ER Ca²⁺ homeostasis and ER stress response are associated with many human diseases (Mekahli et al., 2011; Oakes and Papa, 2015; Schrank et al., 2020). Aberrant expression of VMP1 is associated with inflammation (Dusetti et al., 2002; Jiang et al., 2004) and cancer (Loncle et al., 2016; Sauermann et al., 2008). VMP1 is also involved in viral infection including SARS-CoV-2 (Hoffmann et al., 2021). Interestingly, SARS-CoV-2 spike protein induces Ca²⁺ oscillations that are critical for its infection of cells (Braga et al., 2021). Considering the essential role of VMP1 in maintaining ER Ca²⁺ homeostasis and the critical role of ER in viral replication, it is possible that VMP1 regulates virial infection through modulation of ER Ca²⁺. Thus, targeting VMP1 may lead to novel therapies for diseases associated with ER Ca²⁺ dysregulation.

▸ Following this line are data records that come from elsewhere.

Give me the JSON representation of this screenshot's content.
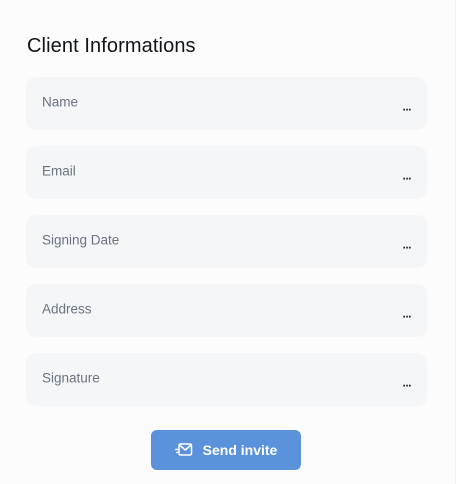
{
  "section": {
    "title": "Client Informations"
  },
  "fields": [
    {
      "label": "Name",
      "more": "..."
    },
    {
      "label": "Email",
      "more": "..."
    },
    {
      "label": "Signing Date",
      "more": "..."
    },
    {
      "label": "Address",
      "more": "..."
    },
    {
      "label": "Signature",
      "more": "..."
    }
  ],
  "actions": {
    "send_invite_label": "Send invite",
    "send_invite_icon": "send-mail-icon"
  },
  "colors": {
    "accent": "#5a93dc",
    "field_background": "#f5f6f8",
    "label_text": "#6b7380",
    "title_text": "#111418"
  }
}
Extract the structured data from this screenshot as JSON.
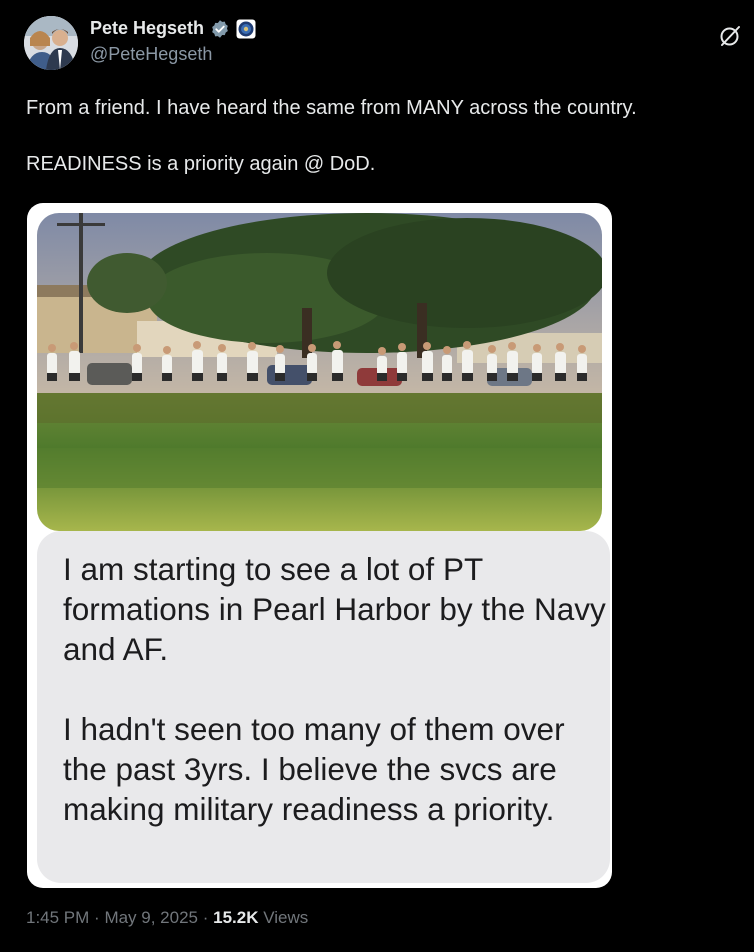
{
  "author": {
    "display_name": "Pete Hegseth",
    "handle": "@PeteHegseth",
    "verified_color": "#829aab"
  },
  "icons": {
    "verified": "verified-badge-icon",
    "affiliation": "dod-seal-icon",
    "grok": "grok-icon"
  },
  "tweet": {
    "text": "From a friend. I have heard the same from MANY across the country.\n\nREADINESS is a priority again @ DoD."
  },
  "media": {
    "photo_alt": "group-pt-formation-photo",
    "message_paragraphs": [
      "I am starting to see a lot of PT formations in Pearl Harbor by the Navy and AF.",
      "I hadn't seen too many of them over the past 3yrs.  I believe the svcs are making military readiness a priority."
    ]
  },
  "meta": {
    "time": "1:45 PM",
    "date": "May 9, 2025",
    "views_count": "15.2K",
    "views_label": "Views"
  }
}
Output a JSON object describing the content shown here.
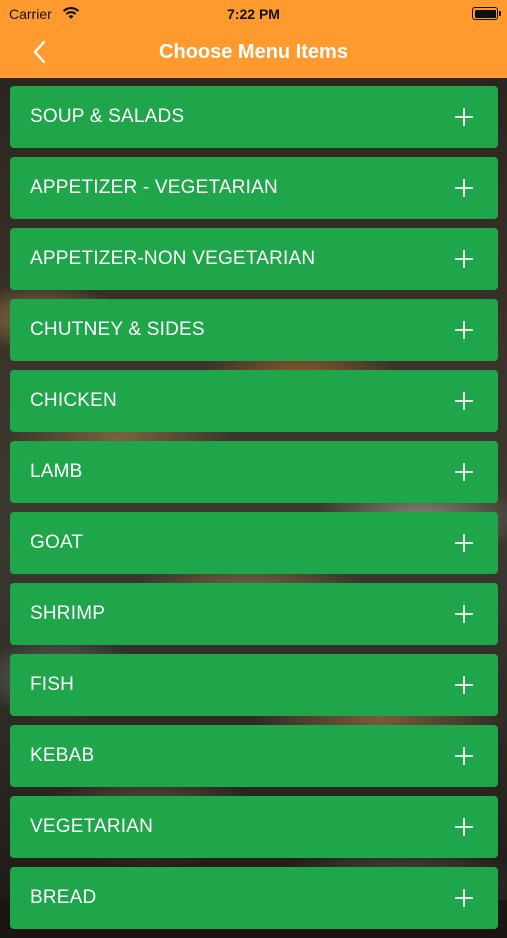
{
  "status_bar": {
    "carrier": "Carrier",
    "time": "7:22 PM",
    "wifi_icon": "wifi-icon",
    "battery_icon": "battery-icon"
  },
  "nav": {
    "title": "Choose Menu Items",
    "back_icon": "chevron-left-icon",
    "background_color": "#ff9a2e"
  },
  "menu": {
    "item_color": "#1fa64a",
    "expand_icon": "plus-icon",
    "items": [
      {
        "label": "SOUP & SALADS"
      },
      {
        "label": "APPETIZER - VEGETARIAN"
      },
      {
        "label": "APPETIZER-NON VEGETARIAN"
      },
      {
        "label": "CHUTNEY & SIDES"
      },
      {
        "label": "CHICKEN"
      },
      {
        "label": "LAMB"
      },
      {
        "label": "GOAT"
      },
      {
        "label": "SHRIMP"
      },
      {
        "label": "FISH"
      },
      {
        "label": "KEBAB"
      },
      {
        "label": "VEGETARIAN"
      },
      {
        "label": "BREAD"
      }
    ]
  }
}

Vmp1 flox mice and Vmp1^D272N/+ mice were generated by services provided by Cyagen Biosciences using CRISPR-assisted gene targeting strategies. To generate Vmp1 flox allele, the guide RNAs (gRNAs) to mouse Vmp1 gene (gRNA1: 5′-TTG​AAT​CCA​AGT​ACA​ACT​ACT​GG-3′, gRNA2: 5′-GAC​ATA​AAA​CCT​CTC​AAT​CTA​GG-3′; Fig. S3 A), the donor vector containing loxp sites, and Cas9 mRNA were coinjected into fertilized mouse eggs to generate targeted conditional KO offspring. F0 founder animals were identified by PCR followed by sequence analysis, which were bred to C57BL/6J mice to test germline transmission and F1 animal generation. To generate Vmp1^D272N/+ allele, the gRNA to mouse Vmp1 gene (5′-AAC​CCC​CTG​TTT​GAC​CTG​GCT​GG-3′), the donor vector containing D272N (GAC to AAT) mutation, and Cas9 mRNA were coinjected into fertilized mouse eggs to generate targeted knockin offspring. F0 founder animals were identified by PCR followed by sequence analysis, which were bred to C57BL/6J mice to test germline transmission and F1 animal generation. Cd4^Cre and 2D2 transgenic were C57BL/6J background and originally from Jackson Laboratory. Age- and sex-matched littermates were used as control in all experiments. Mice were housed under specific pathogen–free conditions at the Laboratory Animal Research Center of Tsinghua University (Beijing, China). The facility was approved by the Beijing Administration Office of Laboratory Animal. All animal works were approved by the Institutional Animal Care and Use Committee of Tsinghua University.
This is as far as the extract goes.